Task #4: Submitting Your Image to a Print Place
The easiest way to submit your photo for printing is to do it over the web, right from the back of the room computers if you like. In our limited experience, we've sometimes gotten good results from Bay Photo, and they have an outlet just down the street from Cabrillo (Bay St. and Soquel, across from AJ's gas station). If you go to Bay Photo be sure to talk to the person who will print your photo and make sure they understand it is an astronomical photo and will require careful manual adjusting - don't let them just assembly-line a standard mom/pop/and the dog kind of photo! And make EXTRA SURE they understand you do NOT want a perfectly black sky. You want your sky to look just like it does on the computer monitor: dark dark gray, NOT pitch black. You'll may have to pick up your photo the next day. Another recommendation is to go to Shutterfly online in order to get your print, is my recommendation. BUT - it takes at least a week to get the photo back in the mail, so plan for that. We've had disappointing results often from local places. Tell them you won't pay until you see the print and approve it. They don't seem to understand that these are astrophotos and should not have perfectly black sky. When the sky is black, you can be sure the faint outer parts of your subject are lost, and the whole thing will look underexposed.
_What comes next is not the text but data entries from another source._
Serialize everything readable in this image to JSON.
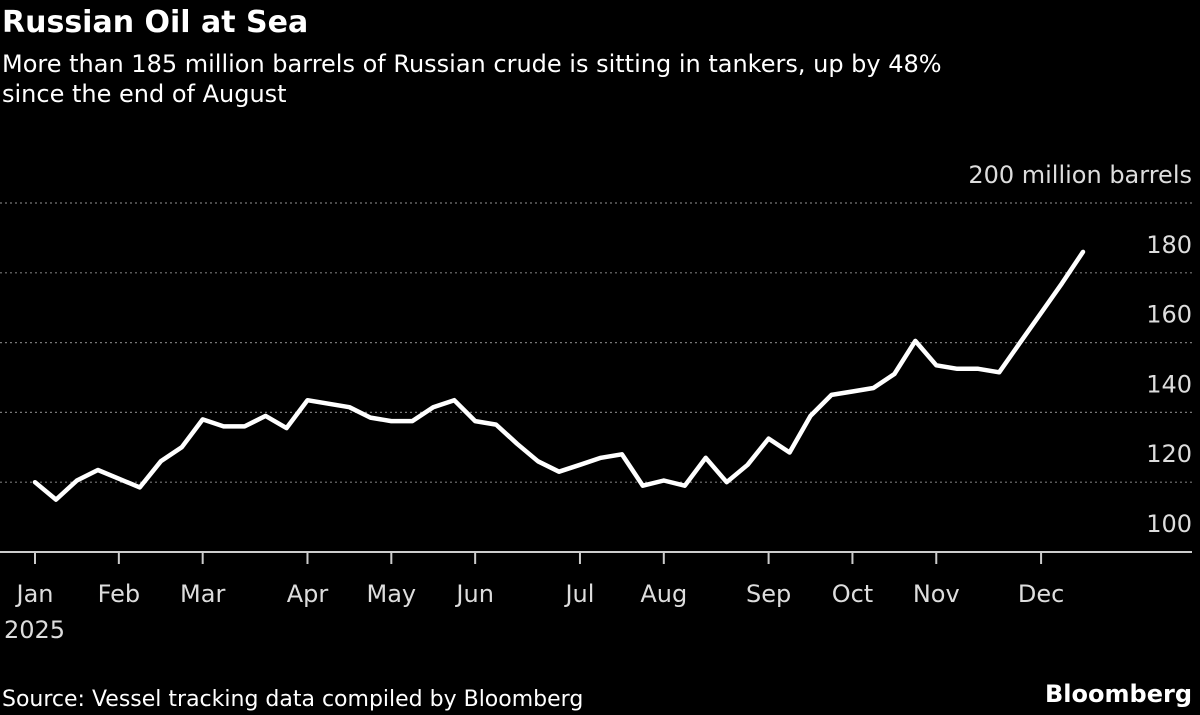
{
  "chart_data": {
    "type": "line",
    "title": "Russian Oil at Sea",
    "subtitle": "More than 185 million barrels of Russian crude is sitting in tankers, up by 48% since the end of August",
    "x_sublabel": "2025",
    "source": "Source: Vessel tracking data compiled by Bloomberg",
    "brand": "Bloomberg",
    "categories": [
      "Jan",
      null,
      null,
      null,
      "Feb",
      null,
      null,
      null,
      "Mar",
      null,
      null,
      null,
      null,
      "Apr",
      null,
      null,
      null,
      "May",
      null,
      null,
      null,
      "Jun",
      null,
      null,
      null,
      null,
      "Jul",
      null,
      null,
      null,
      "Aug",
      null,
      null,
      null,
      null,
      "Sep",
      null,
      null,
      null,
      "Oct",
      null,
      null,
      null,
      "Nov",
      null,
      null,
      null,
      null,
      "Dec",
      null,
      null
    ],
    "series": [
      {
        "color": "#ffffff",
        "values": [
          120,
          115,
          120.5,
          123.5,
          121,
          118.5,
          126,
          130,
          138,
          136,
          136,
          139,
          135.5,
          143.5,
          142.5,
          141.5,
          138.5,
          137.5,
          137.5,
          141.5,
          143.5,
          137.5,
          136.5,
          131,
          126,
          123,
          125,
          127,
          128,
          119,
          120.5,
          119,
          127,
          120,
          125,
          132.5,
          128.5,
          139,
          145,
          146,
          147,
          151,
          160.5,
          153.5,
          152.5,
          152.5,
          151.5,
          160,
          168.5,
          177,
          186
        ]
      }
    ],
    "ylim": [
      100,
      200
    ],
    "yticks": [
      100,
      120,
      140,
      160,
      180,
      {
        "value": 200,
        "label": "200 million barrels"
      }
    ],
    "grid": true
  }
}
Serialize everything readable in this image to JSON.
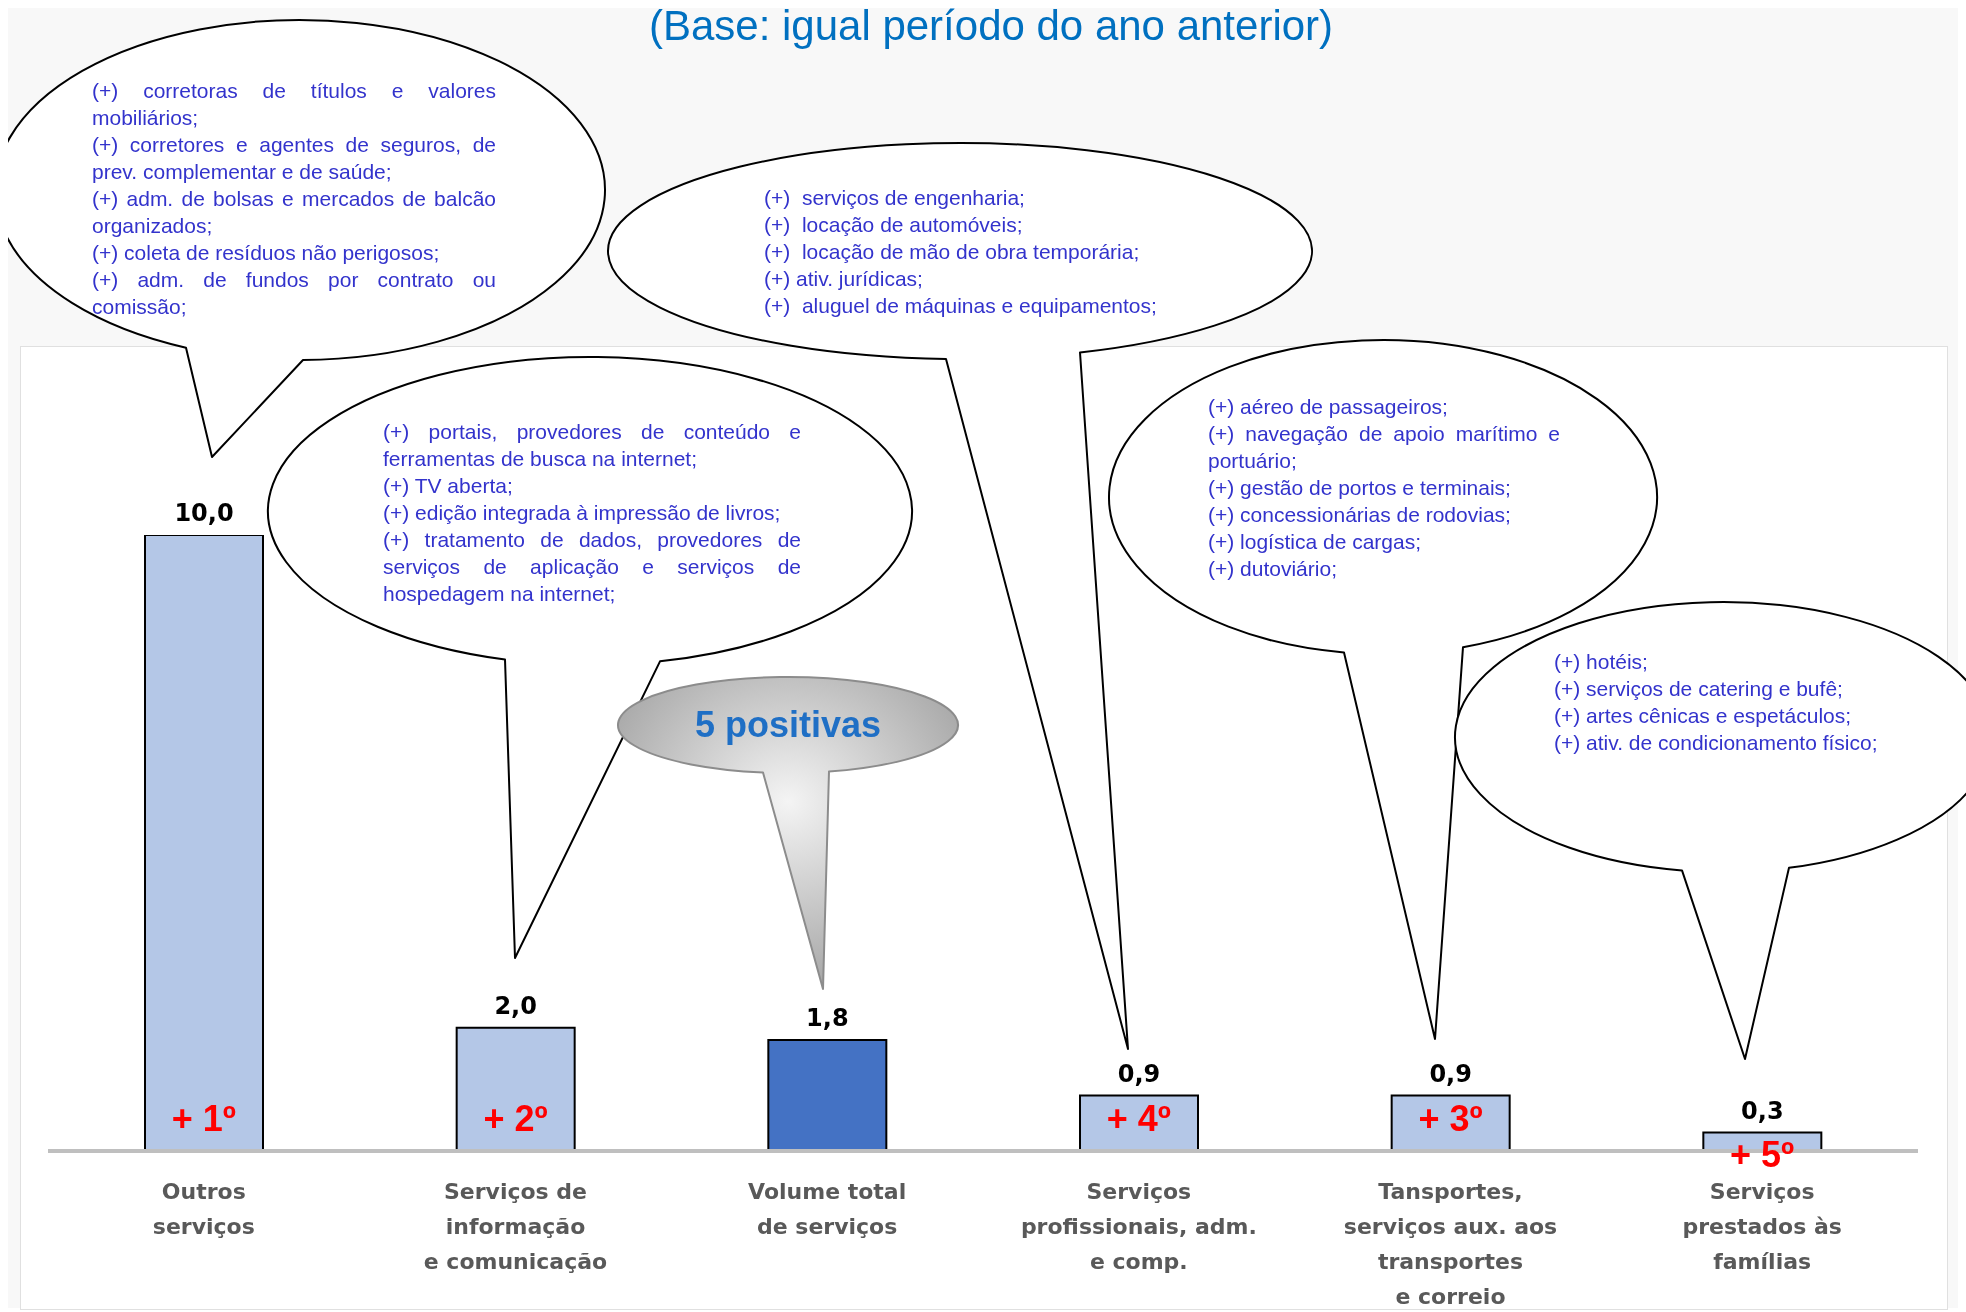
{
  "chart_data": {
    "type": "bar",
    "subtitle": "(Base: igual período do ano anterior)",
    "categories": [
      "Outros\nserviços",
      "Serviços de\ninformação\ne comunicação",
      "Volume total\nde serviços",
      "Serviços\nprofissionais, adm.\ne comp.",
      "Tansportes,\nserviços aux. aos\ntransportes\ne correio",
      "Serviços\nprestados às\nfamílias"
    ],
    "values": [
      10.0,
      2.0,
      1.8,
      0.9,
      0.9,
      0.3
    ],
    "value_labels": [
      "10,0",
      "2,0",
      "1,8",
      "0,9",
      "0,9",
      "0,3"
    ],
    "colors": [
      "#b4c7e7",
      "#b4c7e7",
      "#4472c4",
      "#b4c7e7",
      "#b4c7e7",
      "#b4c7e7"
    ],
    "annotations": [
      "(+) corretoras de títulos e valores mobiliários;\n(+) corretores e agentes de seguros, de prev. complementar e de saúde;\n(+) adm. de bolsas e mercados de balcão organizados;\n(+) coleta de resíduos não perigosos;\n(+) adm. de fundos por contrato ou comissão;",
      "(+) portais, provedores de conteúdo e ferramentas de busca na internet;\n(+) TV aberta;\n(+) edição integrada à impressão de livros;\n(+) tratamento de dados, provedores de serviços de aplicação e serviços de hospedagem na internet;",
      "(+)  serviços de engenharia;\n(+)  locação de automóveis;\n(+)  locação de mão de obra temporária;\n(+) ativ. jurídicas;\n(+)  aluguel de máquinas e equipamentos;",
      "(+) aéreo de passageiros;\n(+) navegação de apoio marítimo e portuário;\n(+) gestão de portos e terminais;\n(+) concessionárias de rodovias;\n(+) logística de cargas;\n(+) dutoviário;",
      "(+) hotéis;\n(+) serviços de catering e bufê;\n(+) artes cênicas e espetáculos;\n(+) ativ. de condicionamento físico;",
      "5 positivas",
      {
        "text": "+ 1º",
        "x": "Outros\nserviços",
        "y": 0
      },
      {
        "text": "+ 2º",
        "x": "Serviços de\ninformação\ne comunicação",
        "y": 0
      },
      {
        "text": "+ 4º",
        "x": "Serviços\nprofissionais, adm.\ne comp.",
        "y": 0
      },
      {
        "text": "+ 3º",
        "x": "Tansportes,\nserviços aux. aos\ntransportes\ne correio",
        "y": 0
      },
      {
        "text": "+ 5º",
        "x": "Serviços\nprestados às\nfamílias",
        "y": 0
      }
    ]
  }
}
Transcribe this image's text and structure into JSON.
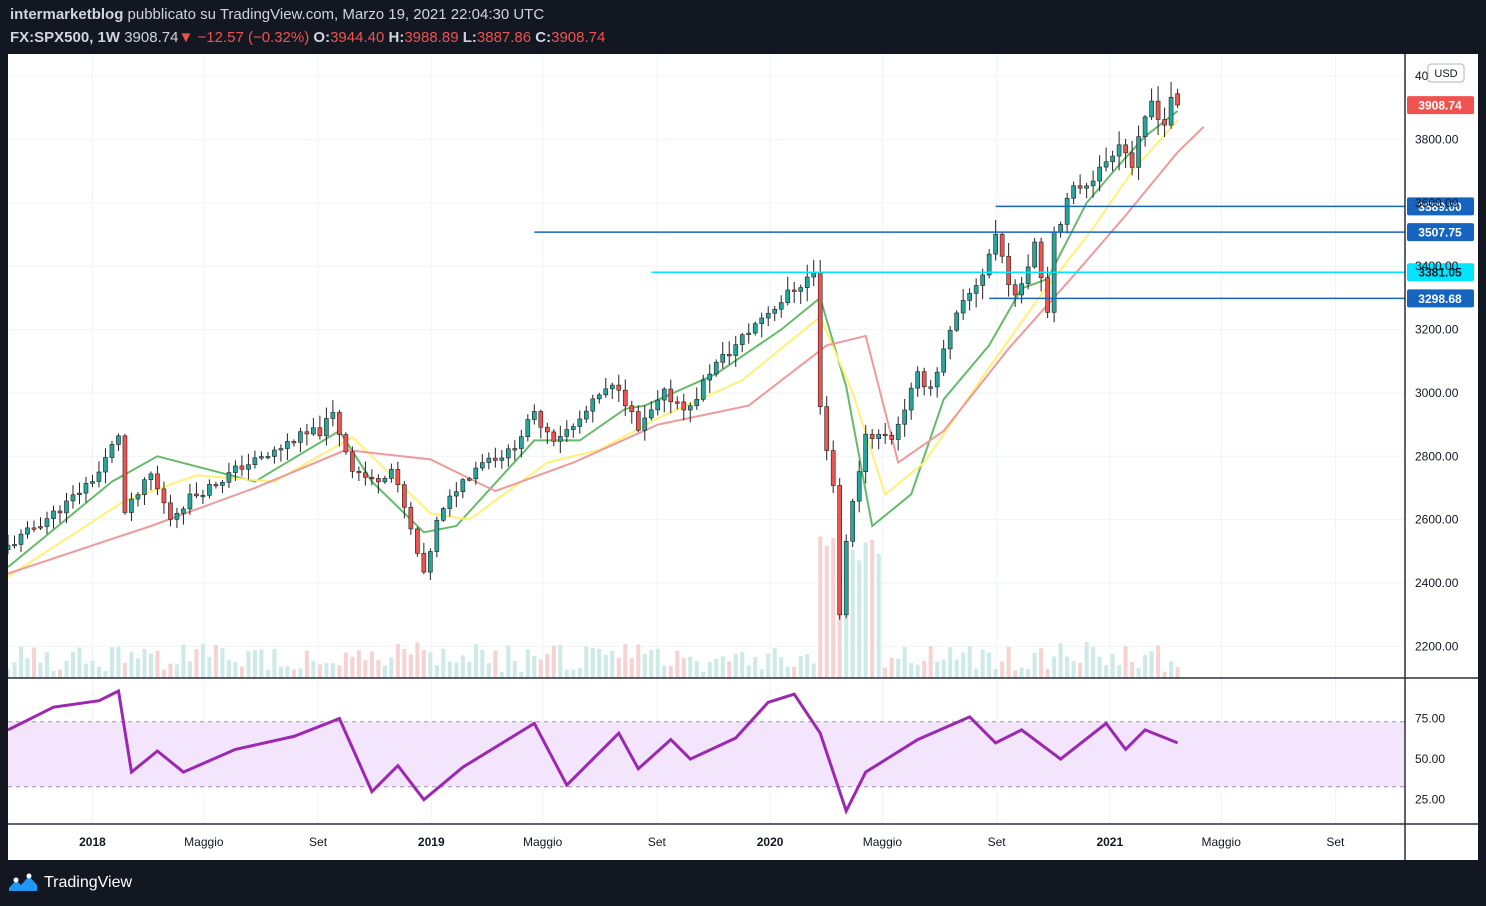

Then get a frame for an 8x10 picture at CVS or RiteAid or Walgreens or some such place. Doesn't have to be fancy, but don't scotch tape your masterpiece to a flap from a cardboard box either! If you are in Astro 8, you print, frame, and label your photo, and also email to me as a .jpg, with labels. If you are in Astro 9, you print, frame, and label your best 2 photos, and you email to me all of your images and the two labels (front and back) for each photo. If you want to keep your photo, you need to buy your own frame. If you don't want to keep your photo, and don't want to pay for a frame (they're less than $10 at most drugstores) ask me ahead of time if you can bring in your 8x10's on final exam day and put them into one of my frames, attach your labels, and so we can still photograph the whole class together, holding their photos. I usually have a few frames in the back of my office.